Le copywriting est l’art de convaincre avec les mots. C’est une arme redoutable en marketing, pour quiconque sait l’utiliser. Dans ce guide, je vous donne les clés pour rédiger une bonne « copy », un contenu pertinent qui poussera votre lecteur à passer à l’action. À vos claviers !

« Demain sur Clubhouse, on parle du copywriting », « Nouvel épisode de mon podcast dédié au copywriting ». Sur les réseaux sociaux, et notamment sur LinkedIn, vous avez sûrement dû voir passer ces posts dans votre feed. Depuis quelques années, le copywriting est sur toutes les lèvres. On ne parle (presque) que de ça.

Le copywriting, c’est quoi au juste ?

C’est l’art d’utiliser les mots pour convaincre, et donc convertir. C’est de la rédaction persuasive. L’objectif est de faire passer le lecteur à l’action.  

Pourquoi faire du copywriting ?

Pour vous différencier ! Sans un bon copywriting, vous ne vous démarquerez pas de vos concurrents, et ce, même avec la meilleure stratégie marketing de la Terre. Rappelez-vous : tout le monde crée du contenu ! Utilisés à bon escient, vos mots, vos tournures de phrases peuvent faire une grande différence.

Ainsi, un contenu bien copywrité peut significativement améliorer vos taux de conversion sur vos pages de vente, augmenter le taux d’ouverture et de réponse de vos emails ou encore faire bondir votre taux d’engagement sur vos réseaux sociaux.

Le copywriting est indispensable si vous souhaitez performer !

L’exercice n’est toutefois pas simple. Tout le monde sait écrire – nous l’avons appris à l’école – mais peu savent rédiger un texte percutent et engageant.

Dans cet article, je vais donc vous donner les clés pour rédiger un bonne « copy » quel que soit le support (email, landing page). Suivez le guide.

Copywriting : une bonne préparation

Pour écrire une bonne copy, il faut déjà bien se préparer.

Comprendre sa cible 

Un contenu qui ne parle pas à la bonne personne ne convertira jamais !

Avant de commencer à écrire, renseignez-vous donc sur votre cible : son et ses problèmes, ses envies, ses attentes, ses freins, etc. Et surtout, sur sa manière de s’exprimer. Vos mots devront la toucher, et c’est en employant son vocabulaire que vous y parviendrez.

Comment faire ?

Vous pouvez interroger directement vos prospects/clients actuels. Ils doivent s’exprimer avec leurs mots. Vous pouvez envoyer un formulaire par email avec Typeform ou Google Forms par exemple, ou vous pouvez organiser un petit call.

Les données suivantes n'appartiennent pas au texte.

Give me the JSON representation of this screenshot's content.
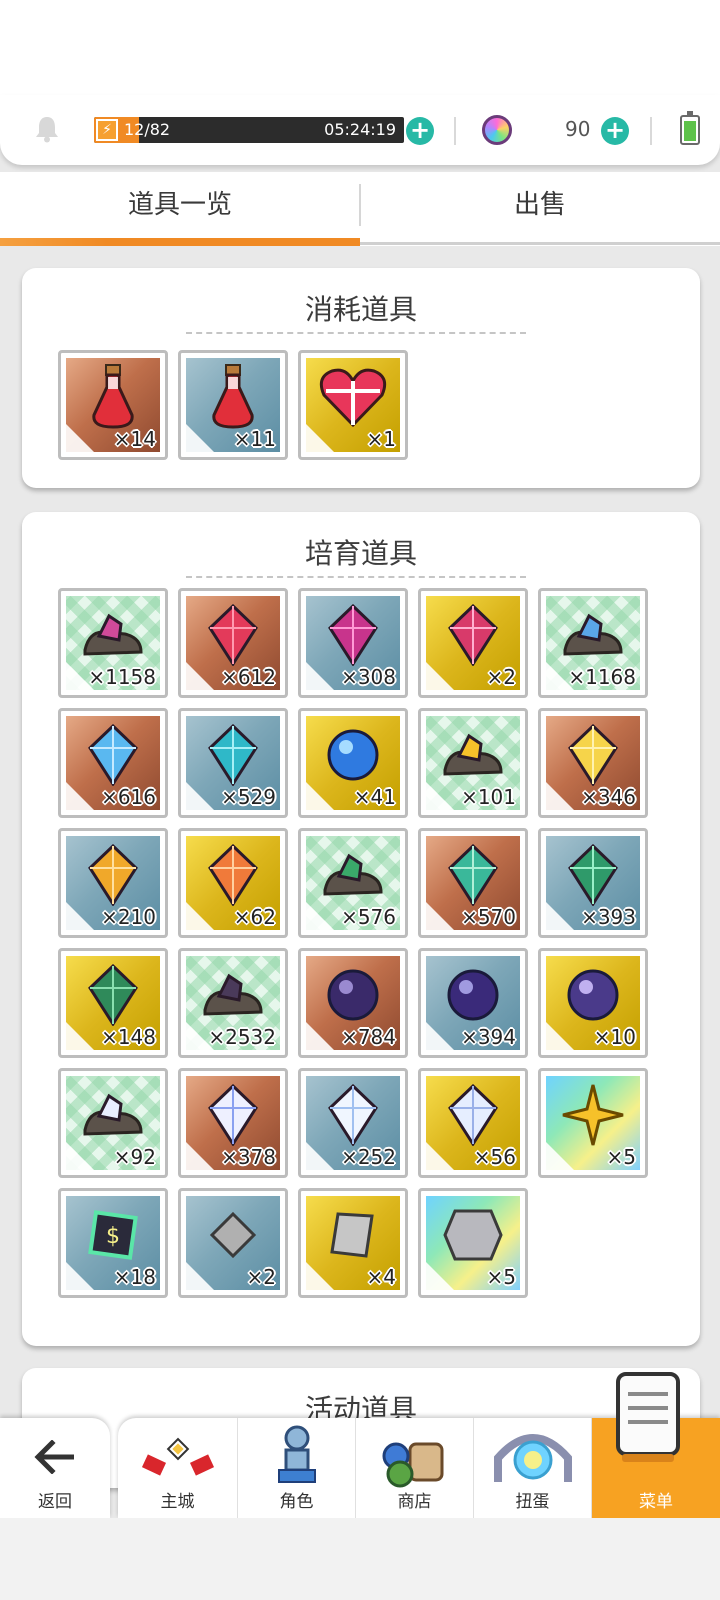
{
  "status": {
    "stamina_text": "12/82",
    "stamina_fill_fraction": 0.146,
    "timer": "05:24:19",
    "gems": "90"
  },
  "tabs": [
    {
      "label": "道具一览",
      "active": true
    },
    {
      "label": "出售",
      "active": false
    }
  ],
  "sections": {
    "consumables": {
      "title": "消耗道具",
      "items": [
        {
          "icon": "red-potion-icon",
          "bg": "copper",
          "qty": "×14"
        },
        {
          "icon": "red-potion-icon",
          "bg": "blue",
          "qty": "×11"
        },
        {
          "icon": "heart-gift-icon",
          "bg": "gold",
          "qty": "×1"
        }
      ]
    },
    "training": {
      "title": "培育道具",
      "items": [
        {
          "icon": "pink-ore-icon",
          "bg": "green",
          "qty": "×1158"
        },
        {
          "icon": "red-gem-icon",
          "bg": "copper",
          "qty": "×612"
        },
        {
          "icon": "pink-crystal-icon",
          "bg": "blue",
          "qty": "×308"
        },
        {
          "icon": "large-pink-crystal-icon",
          "bg": "gold",
          "qty": "×2"
        },
        {
          "icon": "blue-ore-icon",
          "bg": "green",
          "qty": "×1168"
        },
        {
          "icon": "blue-shard-icon",
          "bg": "copper",
          "qty": "×616"
        },
        {
          "icon": "teal-crystal-icon",
          "bg": "blue",
          "qty": "×529"
        },
        {
          "icon": "blue-orb-icon",
          "bg": "gold",
          "qty": "×41"
        },
        {
          "icon": "gold-ore-icon",
          "bg": "green",
          "qty": "×101"
        },
        {
          "icon": "gold-gem-icon",
          "bg": "copper",
          "qty": "×346"
        },
        {
          "icon": "amber-gem-icon",
          "bg": "blue",
          "qty": "×210"
        },
        {
          "icon": "winged-amber-gem-icon",
          "bg": "gold",
          "qty": "×62"
        },
        {
          "icon": "green-ore-icon",
          "bg": "green",
          "qty": "×576"
        },
        {
          "icon": "green-crystal-cluster-icon",
          "bg": "copper",
          "qty": "×570"
        },
        {
          "icon": "emerald-icon",
          "bg": "blue",
          "qty": "×393"
        },
        {
          "icon": "large-emerald-icon",
          "bg": "gold",
          "qty": "×148"
        },
        {
          "icon": "dark-ore-icon",
          "bg": "green",
          "qty": "×2532"
        },
        {
          "icon": "dark-orb-icon",
          "bg": "copper",
          "qty": "×784"
        },
        {
          "icon": "purple-orb-icon",
          "bg": "blue",
          "qty": "×394"
        },
        {
          "icon": "winged-purple-orb-icon",
          "bg": "gold",
          "qty": "×10"
        },
        {
          "icon": "white-ore-icon",
          "bg": "green",
          "qty": "×92"
        },
        {
          "icon": "white-crystal-icon",
          "bg": "copper",
          "qty": "×378"
        },
        {
          "icon": "diamond-icon",
          "bg": "blue",
          "qty": "×252"
        },
        {
          "icon": "winged-diamond-icon",
          "bg": "gold",
          "qty": "×56"
        },
        {
          "icon": "gold-star-icon",
          "bg": "rainbow",
          "qty": "×5"
        },
        {
          "icon": "rainbow-chip-icon",
          "bg": "blue",
          "qty": "×18"
        },
        {
          "icon": "silver-shard-icon",
          "bg": "blue",
          "qty": "×2"
        },
        {
          "icon": "silver-chunk-icon",
          "bg": "gold",
          "qty": "×4"
        },
        {
          "icon": "silver-cube-icon",
          "bg": "rainbow",
          "qty": "×5"
        }
      ]
    },
    "event": {
      "title": "活动道具"
    }
  },
  "nav": {
    "back": "返回",
    "items": [
      {
        "label": "主城",
        "icon": "castle-icon"
      },
      {
        "label": "角色",
        "icon": "character-icon"
      },
      {
        "label": "商店",
        "icon": "shop-icon"
      },
      {
        "label": "扭蛋",
        "icon": "gacha-icon"
      },
      {
        "label": "菜单",
        "icon": "menu-scroll-icon",
        "active": true
      }
    ]
  },
  "colors": {
    "accent_orange": "#f08a24",
    "plus_teal": "#27b9a6",
    "menu_active": "#f7a222"
  }
}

Dans ce cas, je vous conseille d’enregistrer votre conversation pour retranscrire ses paroles. Demandez toutefois son avis au préalable.

Interrogez également vos connexions sur LinkedIn. Posez-leur des questions sur leur situation, leur.s problématique.s. Les personnes adorent raconter leur vie, profitez-en ! Vous récolterez des témoignages très intéressants à exploiter.

Voici un message reçu sur LinkedIn :

Vous pouvez aller chercher des avis clients sur vos concurrents (Google, Amazon, Trustpilot). Des mines d’or !

N’hésitez pas non plus à aller sur les réseaux sociaux (groupes Facebook, pages Instagram) – certains commentaires sont des vraies pépites – et sur les forums comme Reddit et Quora.

Autre endroit pour votre prospection : les sites de vos concurrents. Ces derniers ont peut-être fait ce boulot de recherche. Espionnez mais ne copiez pas !

Enfin, regardez les campagnes pub de vos concurrents sur Google et sur Facebook avec Facebook Ads Library. Il suffit de taper dans la barre de recherche le nom de votre concurrent, et le site affichera toutes ses publicités actuellement diffusées.

Sur Facebook Ads Library, vous pouvez trouver toutes les annonces de vos concurrents. Exemple ici avec Le Chemin de la Nature, un de nos clients.
Sur Facebook Ads Library, vous pouvez trouver toutes les annonces de vos concurrents. Exemple ci-dessus avec Le Chemin de la Nature, un de nos clients.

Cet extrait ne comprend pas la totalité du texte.